Let’s face it: Traditional IPO communications can be a big challenge for PR pros to successfully manage. Not only must they take advantage of a moment-in-time news event to maximize publicity for the company and its public offering—while supporting the aftermarket—they must also avoid running afoul of a very long list of regulatory “don’ts.”
For starters, think “quiet period.”
Enter the Reg A+ IPO. This novel pathway to a public offering, introduced as part of the Jumpstart Our Business Startups Act of 2012, known as the JOBS Act, enables companies meeting certain criteria to raise up to $50 million from both Wall Street and Main Street investors —and market shares directly to the public without nearly as many regulatory hurdles.
Few companies to date have executed successful Reg A+ IPOs—but more are aiming to try. This will create new opportunities for PR and digital strategists to add value to the capital-raising process by designing and executing communications campaigns that would otherwise be verboten under the securities laws governing traditional IPOs.
Here are four aspects of Reg A+ IPO campaigns that PR and digital strategy professionals should consider when contemplating a potential assignment:
Devoted fans go a long way
Companies with dedicated fans or strong brand recognition in the marketplace have a distinct advantage when it comes to Reg A+ IPOs. A case in point is Chicken Soup for the Soul Entertainment, which in August became the first company to reach the Nasdaq Global Market through the Reg A+ pathway, raising a record $30 million.
Parent company Chicken Soup for the Soul took its entertainment division public with a unique advantage: it has an iconic and beloved brand, with nearly two million followers on Facebook, 65,000 on Instagram and 24,000 on Twitter. No wonder other consumer-facing brands such as Fat Brands, parent company of the more than 160 Fatburger restaurants, and Bobby’s Burger Palace, are now seeking to follow suit.
Education is essential
Even if prospective shareholders are attracted to the company and its investment proposition, the concept of a Regulation A+ IPO is not well understood. Campaigns must therefore include an educational component. A media relations campaign can introduce the company and elevate key investor messages while educating target audiences about how Reg A+ IPOs work.
A social media campaign can target fans of the brand or people whose interests align with the company’s mission, driving them to a consumer-friendly landing page that spells out the investment opportunity and explains how the Reg A+ process works. DSTLD, which is seeking to disrupt the $200 billion fast fashion market and is the first fashion brand to use Reg A+, has featured educational messaging prominently in its investor-facing campaigns. The headline in a recent ad in GQ magazine: “Why should only rich people and venture capital firms be allowed to invest in start-ups?”
Site visits are not the same as conversions
Getting people to click a Facebook ad or visit a landing page is one thing. Convincing them to buy stock is another. That’s why it’s essential to target and test multiple audiences using detailed demographic and interest profiling. Pixel targeting can help you understand which campaigns are driving the best conversion rates.
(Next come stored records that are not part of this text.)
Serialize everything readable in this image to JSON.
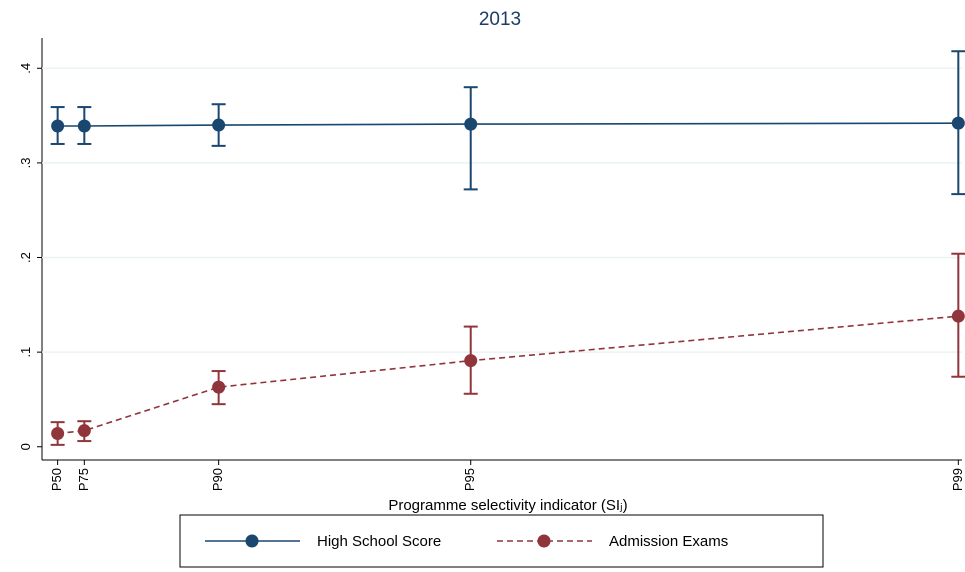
{
  "chart_data": {
    "type": "line",
    "title": "2013",
    "x_label": "Programme selectivity indicator (SIⱼ)",
    "x": [
      0.017,
      0.046,
      0.192,
      0.466,
      0.996
    ],
    "xlim": [
      0,
      1
    ],
    "xticks": [
      {
        "value": 0.017,
        "label": "P50"
      },
      {
        "value": 0.046,
        "label": "P75"
      },
      {
        "value": 0.192,
        "label": "P90"
      },
      {
        "value": 0.466,
        "label": "P95"
      },
      {
        "value": 0.996,
        "label": "P99"
      }
    ],
    "ylim": [
      -0.014,
      0.432
    ],
    "yticks": [
      0,
      {
        "value": 0.1,
        "label": ".1"
      },
      {
        "value": 0.2,
        "label": ".2"
      },
      {
        "value": 0.3,
        "label": ".3"
      },
      {
        "value": 0.4,
        "label": ".4"
      }
    ],
    "grid": true,
    "series": [
      {
        "name": "High School Score",
        "color": "#1a476f",
        "dashed": false,
        "values": [
          0.339,
          0.339,
          0.34,
          0.341,
          0.342
        ],
        "lower": [
          0.32,
          0.32,
          0.318,
          0.272,
          0.267
        ],
        "upper": [
          0.359,
          0.359,
          0.362,
          0.38,
          0.418
        ]
      },
      {
        "name": "Admission Exams",
        "color": "#90353b",
        "dashed": true,
        "values": [
          0.014,
          0.017,
          0.063,
          0.091,
          0.138
        ],
        "lower": [
          0.002,
          0.006,
          0.045,
          0.056,
          0.074
        ],
        "upper": [
          0.026,
          0.027,
          0.08,
          0.127,
          0.204
        ]
      }
    ]
  }
}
And testing different conversion objectives may also make sense—for example, passing leads to a brokerage firm that can make telephone calls to prospective investors might yield a higher conversion rate than sending interested individuals into a self-service online brokerage experience that involves multiple steps and may be difficult for individuals to complete on their own.
Plan for an integrated campaign
Putting the “public” back in public offerings is perhaps the most exciting element of Reg A+ IPO campaigns. After all, never before has a company been allowed to ask fans and followers via social media to buy stock in the company. But communications pros need to think bigger and broader than social media to run a successful campaign.
As with any public relations program, generating a steady stream of positive media coverage is essential to build the brand, alerting the investing public and ultimately executing a successful Reg A+ IPO. Attracting institutional investor interest, in addition to individual investors, is an important outcome, so it’s imperative that the communications program makes a strong and succinct case to brokers, bankers and other professionals who can influence the outcome of the IPO.